As Weissman pointed out, “Some Tennessee legislators—and a lot of MAGA commentary online—are un-ironically calling the state representatives’ chanting an ‘insurrection.'”
“Of course, the United States did witness a real insurrection on January 6, 2021,” said Weissman. “Not one member of Congress was expelled for promoting [former President] Donald Trump’s patently false claims that the 2020 election was ‘stolen’ from him or for supporting the attempted coup carried out at Trump’s behest. Only 10 Republicans in the U.S. House of Representatives would vote to impeach Trump in the immediate aftermath of the insurrection, and only two of them were able to get re-elected.”
“American democracy is in a profound crisis, riven by lies, right-wing extremism, conspiratorial thinking, and subservience to corporate and special interests, and racism,” Weissman stressed. “What just happened in Tennessee is yet another reminder of the perilous state of our country.”
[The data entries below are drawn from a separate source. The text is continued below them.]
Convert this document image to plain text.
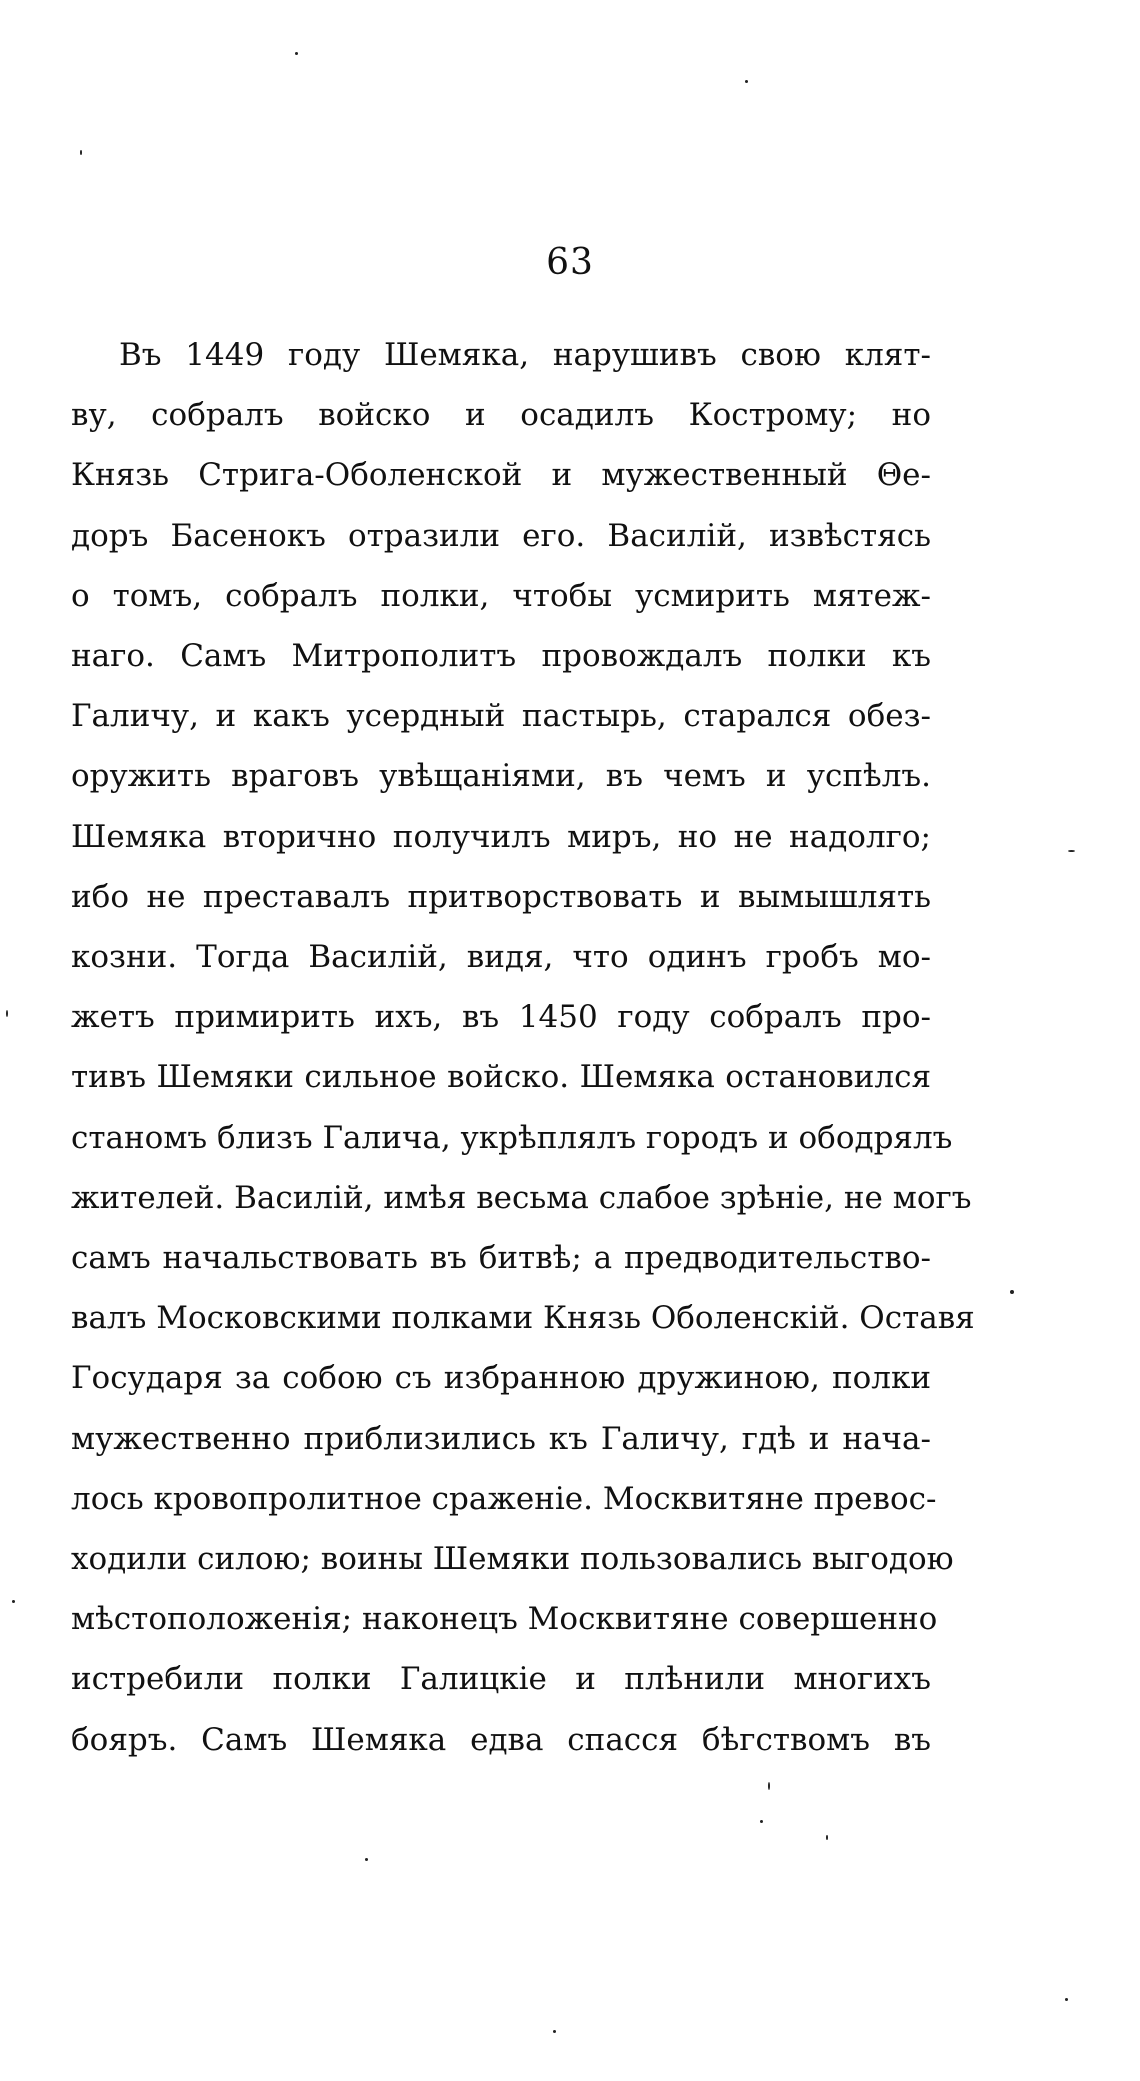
63
Въ 1449 году Шемяка, нарушивъ свою клят-
ву, собралъ войско и осадилъ Кострому; но
Князь Стрига-Оболенской и мужественный Θе-
доръ Басенокъ отразили его. Василій, извѣстясь
о томъ, собралъ полки, чтобы усмирить мятеж-
наго. Самъ Митрополитъ провождалъ полки къ
Галичу, и какъ усердный пастырь, старался обез-
оружить враговъ увѣщаніями, въ чемъ и успѣлъ.
Шемяка вторично получилъ миръ, но не надолго;
ибо не преставалъ притворствовать и вымышлять
козни. Тогда Василій, видя, что одинъ гробъ мо-
жетъ примирить ихъ, въ 1450 году собралъ про-
тивъ Шемяки сильное войско. Шемяка остановился
станомъ близъ Галича, укрѣплялъ городъ и ободрялъ
жителей. Василій, имѣя весьма слабое зрѣніе, не могъ
самъ начальствовать въ битвѣ; а предводительство-
валъ Московскими полками Князь Оболенскій. Оставя
Государя за собою съ избранною дружиною, полки
мужественно приблизились къ Галичу, гдѣ и нача-
лось кровопролитное сраженіе. Москвитяне превос-
ходили силою; воины Шемяки пользовались выгодою
мѣстоположенія; наконецъ Москвитяне совершенно
истребили полки Галицкіе и плѣнили многихъ
бояръ. Самъ Шемяка едва спасся бѣгствомъ въ
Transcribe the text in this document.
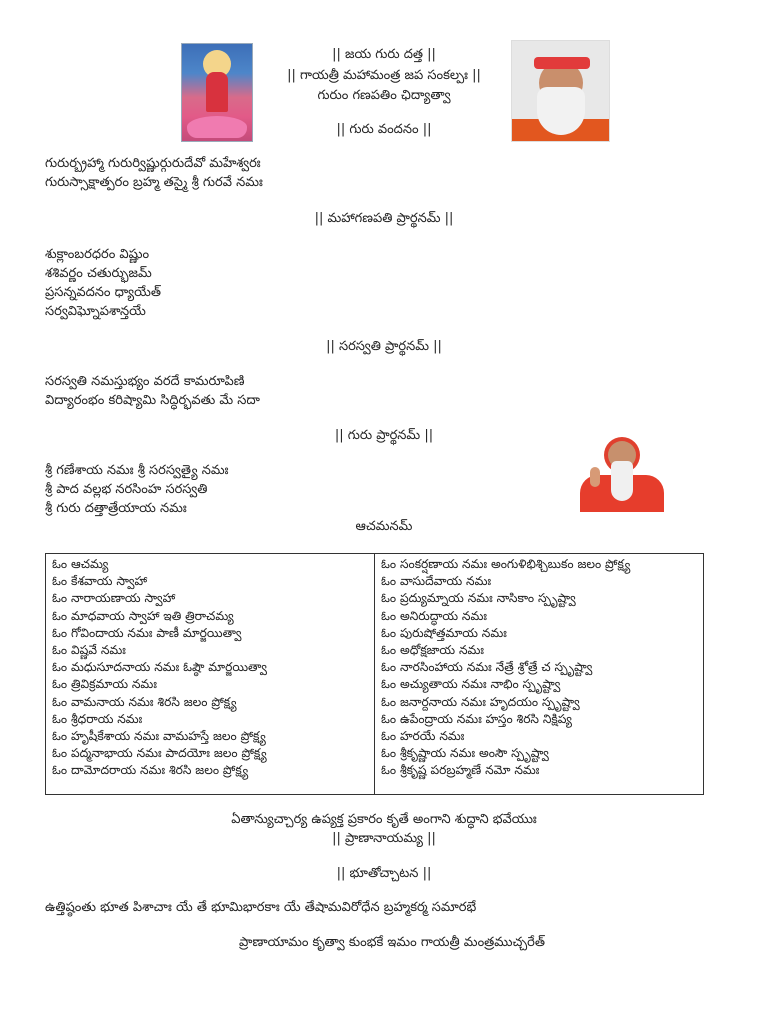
|| జయ గురు దత్త ||
|| గాయత్రీ మహామంత్ర జప సంకల్పః ||
గురుం గణపతిం ఛిద్యాత్వా
|| గురు వందనం ||
గురుర్బ్రహ్మా గురుర్విష్ణుర్గురుదేవో మహేశ్వరః
గురుస్సాక్షాత్పరం బ్రహ్మ తస్మై శ్రీ గురవే నమః
|| మహాగణపతి ప్రార్థనమ్ ||
శుక్లాంబరధరం విష్ణుం
శశివర్ణం చతుర్భుజమ్
ప్రసన్నవదనం ధ్యాయేత్
సర్వవిఘ్నోపశాన్తయే
|| సరస్వతి ప్రార్థనమ్ ||
సరస్వతి నమస్తుభ్యం వరదే కామరూపిణి
విద్యారంభం కరిష్యామి సిద్ధిర్భవతు మే సదా
|| గురు ప్రార్థనమ్ ||
శ్రీ గణేశాయ నమః శ్రీ సరస్వత్యై నమః
శ్రీ పాద వల్లభ నరసింహ సరస్వతి
శ్రీ గురు దత్తాత్రేయాయ నమః
ఆచమనమ్
ఓం ఆచమ్య
ఓం కేశవాయ స్వాహా
ఓం నారాయణాయ స్వాహా
ఓం మాధవాయ స్వాహా ఇతి త్రిరాచమ్య
ఓం గోవిందాయ నమః పాణీ మార్జయిత్వా
ఓం విష్ణవే నమః
ఓం మధుసూదనాయ నమః ఓష్ఠౌ మార్జయిత్వా
ఓం త్రివిక్రమాయ నమః
ఓం వామనాయ నమః శిరసి జలం ప్రోక్ష్య
ఓం శ్రీధరాయ నమః
ఓం హృషీకేశాయ నమః వామహస్తే జలం ప్రోక్ష్య
ఓం పద్మనాభాయ నమః పాదయోః జలం ప్రోక్ష్య
ఓం దామోదరాయ నమః శిరసి జలం ప్రోక్ష్య
ఓం సంకర్షణాయ నమః అంగుళిభిశ్చిబుకం జలం ప్రోక్ష్య
ఓం వాసుదేవాయ నమః
ఓం ప్రద్యుమ్నాయ నమః నాసికాం స్పృష్ట్వా
ఓం అనిరుద్ధాయ నమః
ఓం పురుషోత్తమాయ నమః
ఓం అధోక్షజాయ నమః
ఓం నారసింహాయ నమః నేత్రే శ్రోత్రే చ స్పృష్ట్వా
ఓం అచ్యుతాయ నమః నాభిం స్పృష్ట్వా
ఓం జనార్దనాయ నమః హృదయం స్పృష్ట్వా
ఓం ఉపేంద్రాయ నమః హస్తం శిరసి నిక్షిప్య
ఓం హరయే నమః
ఓం శ్రీకృష్ణాయ నమః అంసౌ స్పృష్ట్వా
ఓం శ్రీకృష్ణ పరబ్రహ్మణే నమో నమః
ఏతాన్యుచ్చార్య ఉప్యక్త ప్రకారం కృతే అంగాని శుద్ధాని భవేయుః
|| ప్రాణానాయమ్య ||
|| భూతోచ్చాటన ||
ఉత్తిష్ఠంతు భూత పిశాచాః యే తే భూమిభారకాః యే తేషామవిరోధేన బ్రహ్మకర్మ సమారభే
ప్రాణాయామం కృత్వా కుంభకే ఇమం గాయత్రీ మంత్రముచ్చరేత్
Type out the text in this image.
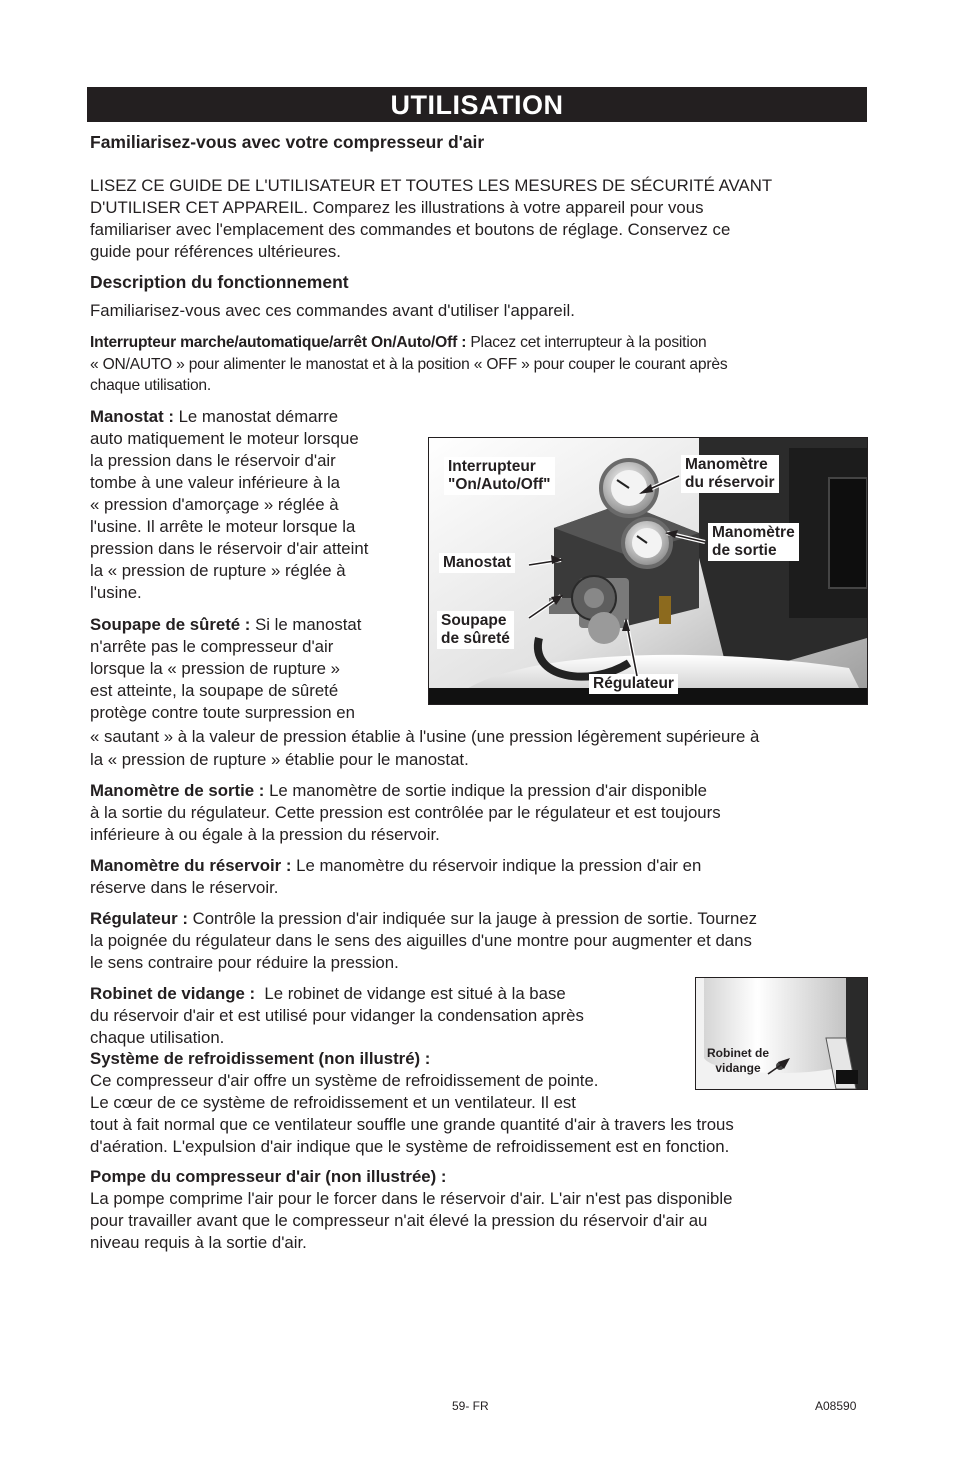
UTILISATION
Familiarisez-vous avec votre compresseur d'air
LISEZ CE GUIDE DE L'UTILISATEUR ET TOUTES LES MESURES DE SÉCURITÉ AVANT
D'UTILISER CET APPAREIL. Comparez les illustrations à votre appareil pour vous
familiariser avec l'emplacement des commandes et boutons de réglage. Conservez ce
guide pour références ultérieures.
Description du fonctionnement
Familiarisez-vous avec ces commandes avant d'utiliser l'appareil.
Interrupteur marche/automatique/arrêt On/Auto/Off : Placez cet interrupteur à la position
« ON/AUTO » pour alimenter le manostat et à la position « OFF » pour couper le courant après
chaque utilisation.
Manostat : Le manostat démarre
auto matiquement le moteur lorsque
la pression dans le réservoir d'air
tombe à une valeur inférieure à la
« pression d'amorçage » réglée à
l'usine. Il arrête le moteur lorsque la
pression dans le réservoir d'air atteint
la « pression de rupture » réglée à
l'usine.
Soupape de sûreté : Si le manostat
n'arrête pas le compresseur d'air
lorsque la « pression de rupture »
est atteinte, la soupape de sûreté
protège contre toute surpression en
« sautant » à la valeur de pression établie à l'usine (une pression légèrement supérieure à
la « pression de rupture » établie pour le manostat.
Manomètre de sortie : Le manomètre de sortie indique la pression d'air disponible
à la sortie du régulateur. Cette pression est contrôlée par le régulateur et est toujours
inférieure à ou égale à la pression du réservoir.
Manomètre du réservoir : Le manomètre du réservoir indique la pression d'air en
réserve dans le réservoir.
Régulateur : Contrôle la pression d'air indiquée sur la jauge à pression de sortie. Tournez
la poignée du régulateur dans le sens des aiguilles d'une montre pour augmenter et dans
le sens contraire pour réduire la pression.
Robinet de vidange : Le robinet de vidange est situé à la base
du réservoir d'air et est utilisé pour vidanger la condensation après
chaque utilisation.
Système de refroidissement (non illustré) :
Ce compresseur d'air offre un système de refroidissement de pointe.
Le cœur de ce système de refroidissement et un ventilateur. Il est
tout à fait normal que ce ventilateur souffle une grande quantité d'air à travers les trous
d'aération. L'expulsion d'air indique que le système de refroidissement est en fonction.
Pompe du compresseur d'air (non illustrée) :
La pompe comprime l'air pour le forcer dans le réservoir d'air. L'air n'est pas disponible
pour travailler avant que le compresseur n'ait élevé la pression du réservoir d'air au
niveau requis à la sortie d'air.
Interrupteur
"On/Auto/Off"
Manomètre
du réservoir
Manomètre
de sortie
Manostat
Soupape
de sûreté
Régulateur
Robinet de
vidange
59- FR	A08590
Nevertheless, he continued, “a hopeful future is also a visible feature of our nation, demonstrated in the courage and principle of the targeted representatives… and the energy and commitment of the protesters—overwhelmingly young people—demanding justice and commonsense gun regulation.”
“This is a powerful reminder that democracy does not die easily,” Weissman added. “Indeed, the energy in Tennessee will help inspire and power the nationwide movement not just to defend but to expand and deepen our democracy, and we are committed to rising to the occasion, and being part of this movement to make our country a more just and equitable place for all.”